Entities that must pay these fees, called “contributing entities,” are generally required to submit their annual enrollment count to the Department of Health and Human Services (HHS) by Nov. 15 of each benefit year. To do this, contributing entities must register on Pay.gov and complete a contribution form for the year.
For the 2014 benefit year, the regulatory deadline for submitting the reinsurance fee contribution form is Nov. 15, 2014. An FAQ initially extended this deadline until Monday, Nov. 17, 2014, since Nov. 15 was a Saturday.
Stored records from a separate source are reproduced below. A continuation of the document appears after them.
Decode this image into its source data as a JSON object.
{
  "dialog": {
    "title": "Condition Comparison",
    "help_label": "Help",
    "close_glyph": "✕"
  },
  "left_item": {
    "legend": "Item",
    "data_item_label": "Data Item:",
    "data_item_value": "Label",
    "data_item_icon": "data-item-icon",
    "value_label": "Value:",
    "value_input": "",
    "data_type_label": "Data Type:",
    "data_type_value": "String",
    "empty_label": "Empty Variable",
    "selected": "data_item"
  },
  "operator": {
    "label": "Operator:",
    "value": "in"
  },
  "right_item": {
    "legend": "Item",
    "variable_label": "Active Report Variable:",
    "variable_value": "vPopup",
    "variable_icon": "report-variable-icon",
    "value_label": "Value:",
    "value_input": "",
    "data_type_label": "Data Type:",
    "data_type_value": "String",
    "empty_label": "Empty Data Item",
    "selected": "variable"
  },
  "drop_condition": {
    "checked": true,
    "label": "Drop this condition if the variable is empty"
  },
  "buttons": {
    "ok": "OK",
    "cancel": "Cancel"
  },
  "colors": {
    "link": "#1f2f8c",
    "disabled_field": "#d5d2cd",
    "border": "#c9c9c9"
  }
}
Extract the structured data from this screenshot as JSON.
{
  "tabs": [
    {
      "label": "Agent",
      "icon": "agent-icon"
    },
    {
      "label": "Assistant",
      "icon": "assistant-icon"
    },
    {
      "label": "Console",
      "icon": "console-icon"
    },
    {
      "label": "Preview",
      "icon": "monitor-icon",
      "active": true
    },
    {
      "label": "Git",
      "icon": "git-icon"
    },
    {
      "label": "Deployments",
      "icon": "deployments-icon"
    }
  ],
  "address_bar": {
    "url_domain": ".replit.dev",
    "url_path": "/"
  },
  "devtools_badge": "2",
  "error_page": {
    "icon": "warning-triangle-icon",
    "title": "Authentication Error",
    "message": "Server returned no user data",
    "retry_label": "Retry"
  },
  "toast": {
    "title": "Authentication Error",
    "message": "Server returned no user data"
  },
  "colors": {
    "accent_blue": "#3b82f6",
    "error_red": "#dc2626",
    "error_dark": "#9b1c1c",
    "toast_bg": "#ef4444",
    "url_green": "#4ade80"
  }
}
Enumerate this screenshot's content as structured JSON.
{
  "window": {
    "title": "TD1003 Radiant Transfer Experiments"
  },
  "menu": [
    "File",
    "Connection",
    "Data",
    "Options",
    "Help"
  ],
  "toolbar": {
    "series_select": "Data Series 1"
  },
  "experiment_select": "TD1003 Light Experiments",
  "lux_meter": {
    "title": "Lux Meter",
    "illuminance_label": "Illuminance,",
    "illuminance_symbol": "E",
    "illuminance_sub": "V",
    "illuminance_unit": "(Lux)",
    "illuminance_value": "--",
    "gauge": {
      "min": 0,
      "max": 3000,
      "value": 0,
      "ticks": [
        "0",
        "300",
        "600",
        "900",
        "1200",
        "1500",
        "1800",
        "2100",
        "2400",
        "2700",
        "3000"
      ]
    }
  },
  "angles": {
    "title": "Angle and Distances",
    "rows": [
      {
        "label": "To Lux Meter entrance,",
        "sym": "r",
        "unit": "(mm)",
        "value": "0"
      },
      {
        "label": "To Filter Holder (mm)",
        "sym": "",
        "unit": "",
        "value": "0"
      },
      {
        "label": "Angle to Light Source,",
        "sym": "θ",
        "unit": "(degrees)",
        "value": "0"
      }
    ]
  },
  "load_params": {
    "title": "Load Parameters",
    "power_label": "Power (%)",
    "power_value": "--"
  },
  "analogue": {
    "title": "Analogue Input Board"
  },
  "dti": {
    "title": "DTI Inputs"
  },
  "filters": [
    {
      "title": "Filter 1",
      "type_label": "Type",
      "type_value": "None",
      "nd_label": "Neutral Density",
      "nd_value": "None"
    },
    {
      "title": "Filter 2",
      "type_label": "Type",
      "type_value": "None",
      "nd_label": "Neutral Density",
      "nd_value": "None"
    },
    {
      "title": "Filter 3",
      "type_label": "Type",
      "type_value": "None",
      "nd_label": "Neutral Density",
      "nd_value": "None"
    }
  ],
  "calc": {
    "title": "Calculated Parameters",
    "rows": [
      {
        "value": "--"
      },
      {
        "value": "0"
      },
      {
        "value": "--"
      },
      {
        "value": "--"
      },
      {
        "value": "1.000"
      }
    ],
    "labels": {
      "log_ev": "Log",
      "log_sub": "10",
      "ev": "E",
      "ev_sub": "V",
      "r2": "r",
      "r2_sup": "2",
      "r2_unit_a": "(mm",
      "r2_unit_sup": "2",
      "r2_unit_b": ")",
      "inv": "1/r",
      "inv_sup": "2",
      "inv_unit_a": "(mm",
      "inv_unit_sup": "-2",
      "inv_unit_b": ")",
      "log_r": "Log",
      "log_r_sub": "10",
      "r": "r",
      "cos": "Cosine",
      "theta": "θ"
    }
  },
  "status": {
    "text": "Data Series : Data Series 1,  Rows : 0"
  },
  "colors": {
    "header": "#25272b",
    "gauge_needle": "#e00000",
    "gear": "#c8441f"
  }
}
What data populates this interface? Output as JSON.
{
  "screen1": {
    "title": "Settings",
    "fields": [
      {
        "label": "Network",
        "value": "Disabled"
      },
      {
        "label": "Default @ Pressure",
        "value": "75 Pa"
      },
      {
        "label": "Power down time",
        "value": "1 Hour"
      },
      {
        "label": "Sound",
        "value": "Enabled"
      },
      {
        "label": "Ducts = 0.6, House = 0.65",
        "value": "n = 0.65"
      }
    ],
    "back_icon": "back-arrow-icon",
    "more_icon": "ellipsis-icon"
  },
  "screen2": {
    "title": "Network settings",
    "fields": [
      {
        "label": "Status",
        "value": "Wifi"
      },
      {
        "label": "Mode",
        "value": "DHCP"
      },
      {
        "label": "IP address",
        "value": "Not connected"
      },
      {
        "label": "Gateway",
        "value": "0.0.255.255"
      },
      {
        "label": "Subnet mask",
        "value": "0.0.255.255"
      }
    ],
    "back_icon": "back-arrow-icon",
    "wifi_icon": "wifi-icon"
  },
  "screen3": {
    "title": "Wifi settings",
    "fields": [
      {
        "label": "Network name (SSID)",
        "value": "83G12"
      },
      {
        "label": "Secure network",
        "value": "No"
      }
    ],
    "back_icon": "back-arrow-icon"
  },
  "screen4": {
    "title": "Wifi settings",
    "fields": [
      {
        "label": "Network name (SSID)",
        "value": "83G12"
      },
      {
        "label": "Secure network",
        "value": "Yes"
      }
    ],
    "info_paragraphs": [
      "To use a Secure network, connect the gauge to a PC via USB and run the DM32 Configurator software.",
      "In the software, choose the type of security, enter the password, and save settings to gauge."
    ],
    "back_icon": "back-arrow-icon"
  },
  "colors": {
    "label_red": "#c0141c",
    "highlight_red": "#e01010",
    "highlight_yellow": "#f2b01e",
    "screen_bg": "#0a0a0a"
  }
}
However, on Nov. 14, 2014, the Centers for Medicare & Medicaid Services (CMS) further extended the regulatory deadline for contributing entities to submit their 2014 enrollment counts until 11:59 p.m. on Dec. 5, 2014. The payment deadlines (Jan. 15, 2015, and Nov. 15, 2015) remain the same.The contribution form that will be used to submit annual enrollment counts became available Oct. 24, 2014. HHS also provided an Annual Enrollment and Contributions Submission Form Manual and a Supporting Documentation Job Aid Manual.
A contributing entity is defined as a health insurance issuer or a third-party administrator (TPA) on behalf of a self-insured group health plan. However, certain types of coverage are excluded from paying reinsurance fees.
· Fully-insured Group Health Plans—For insured health plans, the issuer of the health insurance policy is required to pay reinsurance fees. However, issuers will likely shift the cost of the fees to sponsors through premium increases.
· Self-insured Group Health Plans—For self-insured group health plans, the plan sponsor is liable for paying reinsurance fees, although a TPA or an administrative-services-only (ASO) contractor may pay the fee at the plan’s direction. For a plan maintained by a single employer, the employer is the plan sponsor.